2. Take the following affirmative action which the Board finds will effectuate the policies of the Act:

(a) Offer immediate reinstatement to Hazel Fonceca, William C. Fisher, Arthur E. Feather, Winona Chait, Rosalie Arch-ambault, Lupe Tellez, Joe Leon, Russell White, Lowell E. Johnson, Jacob Levin, and Manuel Senteno, to their former or substantially equivalent positions, without prejudice to their seniority or other rights or privileges;

(b) Make whole the persons named above for any loss of pay they have suffered by reason of the respondent’s dis*815crimination against them, by payment to each of them of a sum of money equal to the amount he normally would have earned as wages from March 30, 1938, to the date on which the respondent offers him reinstatement, less his net earnings during said period;

(c) Post immediately notices to its employees in conspicuous places throughout its plant, and maintain such notices for a period of at least sixty (60) consecutive days from the date of posting, stating that the respondent will not engage in the practices from which it is ordered to cease and desist in the manner aforesaid, and that it will take the affirmative action set forth in 2(a) and (b) of this Order;

(d) Notify the Regional Director for the Twenty-first Region in writing within ten (10) days from the date of this Order what steps the respondent has taken to comply herewith.
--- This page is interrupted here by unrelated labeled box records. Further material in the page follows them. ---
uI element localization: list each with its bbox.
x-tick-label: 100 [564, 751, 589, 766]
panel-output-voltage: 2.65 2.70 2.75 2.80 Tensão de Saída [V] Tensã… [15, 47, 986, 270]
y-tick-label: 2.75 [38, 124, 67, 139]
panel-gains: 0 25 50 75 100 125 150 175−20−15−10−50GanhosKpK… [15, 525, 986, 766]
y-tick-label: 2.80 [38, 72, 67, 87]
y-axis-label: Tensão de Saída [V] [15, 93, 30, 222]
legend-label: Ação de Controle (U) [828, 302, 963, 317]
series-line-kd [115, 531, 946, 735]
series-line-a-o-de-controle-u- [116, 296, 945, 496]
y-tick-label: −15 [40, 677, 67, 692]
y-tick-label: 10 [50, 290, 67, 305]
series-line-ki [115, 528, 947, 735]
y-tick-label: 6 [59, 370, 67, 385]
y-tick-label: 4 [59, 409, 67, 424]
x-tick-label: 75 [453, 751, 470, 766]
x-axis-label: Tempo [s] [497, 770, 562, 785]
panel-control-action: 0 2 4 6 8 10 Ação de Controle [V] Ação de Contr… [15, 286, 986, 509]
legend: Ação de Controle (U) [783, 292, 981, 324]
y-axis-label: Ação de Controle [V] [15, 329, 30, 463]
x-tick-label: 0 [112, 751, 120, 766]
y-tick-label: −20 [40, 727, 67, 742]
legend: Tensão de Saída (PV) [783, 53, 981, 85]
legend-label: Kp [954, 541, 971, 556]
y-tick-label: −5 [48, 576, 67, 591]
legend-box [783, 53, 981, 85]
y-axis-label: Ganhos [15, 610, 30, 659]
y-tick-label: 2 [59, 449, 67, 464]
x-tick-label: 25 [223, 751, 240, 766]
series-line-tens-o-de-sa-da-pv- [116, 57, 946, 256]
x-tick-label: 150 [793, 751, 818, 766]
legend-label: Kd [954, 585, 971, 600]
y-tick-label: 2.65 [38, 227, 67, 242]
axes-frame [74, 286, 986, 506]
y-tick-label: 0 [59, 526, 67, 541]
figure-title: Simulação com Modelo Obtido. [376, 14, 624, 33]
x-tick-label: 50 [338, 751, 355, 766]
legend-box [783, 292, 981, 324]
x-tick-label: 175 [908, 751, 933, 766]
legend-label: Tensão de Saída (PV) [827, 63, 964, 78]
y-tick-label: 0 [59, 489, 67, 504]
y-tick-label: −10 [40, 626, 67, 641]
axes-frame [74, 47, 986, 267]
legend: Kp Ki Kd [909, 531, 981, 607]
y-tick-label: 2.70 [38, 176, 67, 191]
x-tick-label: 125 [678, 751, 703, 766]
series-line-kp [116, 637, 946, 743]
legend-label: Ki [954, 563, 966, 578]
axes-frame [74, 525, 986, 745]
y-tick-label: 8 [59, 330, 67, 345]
Petition granted in part and denied in part

“(3) By discrimination in regard to hire or tenure of employment or any term or condition of employment to encourage or discourage membership in any labor organization: Provided, That nothing in this Act [sections 151-166 of this title] * * * shall preclude an employer from making an agreement with a labor organization (not established, maintained, or assisted by any action defined in this Act [sections 151 — 166 of this title] as an unfair labor practice) to require as a condition of employment membership therein, if such labor organization is the representative of the employees as provided in section 9(a) [159(a) of this title], in the appropriate collective bargaining unit covered by such agreement when made.”

“(a) Representatives designated or selected for the purposes of collective bargaining by the majority of the employees in a unit appropriate for such purposes, shall be the exclusive representatives of all the employees in such unit for the purposes of collective bargaining in respect to rates of pay, wages, hours of employment, or other conditions of employment: Provided, That any individual employee or a group of employees shall have the right at any time to present grievances to their employer.”

Sections 1 and 7 of the National Labor Relations Act, 29 U.S.C.A. §§ 151, 157.

See statement of limitations of power of union agents to make contracts to bring back employer’s proposals for acceptance by majority vote and the like, in N. L. R. B. v. Hollywood-Maxwell Co., 9 Cir., 126 E.2d 815, filed March 23, 1942.

In this court the briefs of both par*814ties cite this testimony concerning Exhibit 3 as disclosing the claimed warrant of respondent’s acts.

See National Labor Relations Board v. Express Publishing Co., 312 U.S. 426, 61 S.Ct. 693, 85 L.Ed. 930.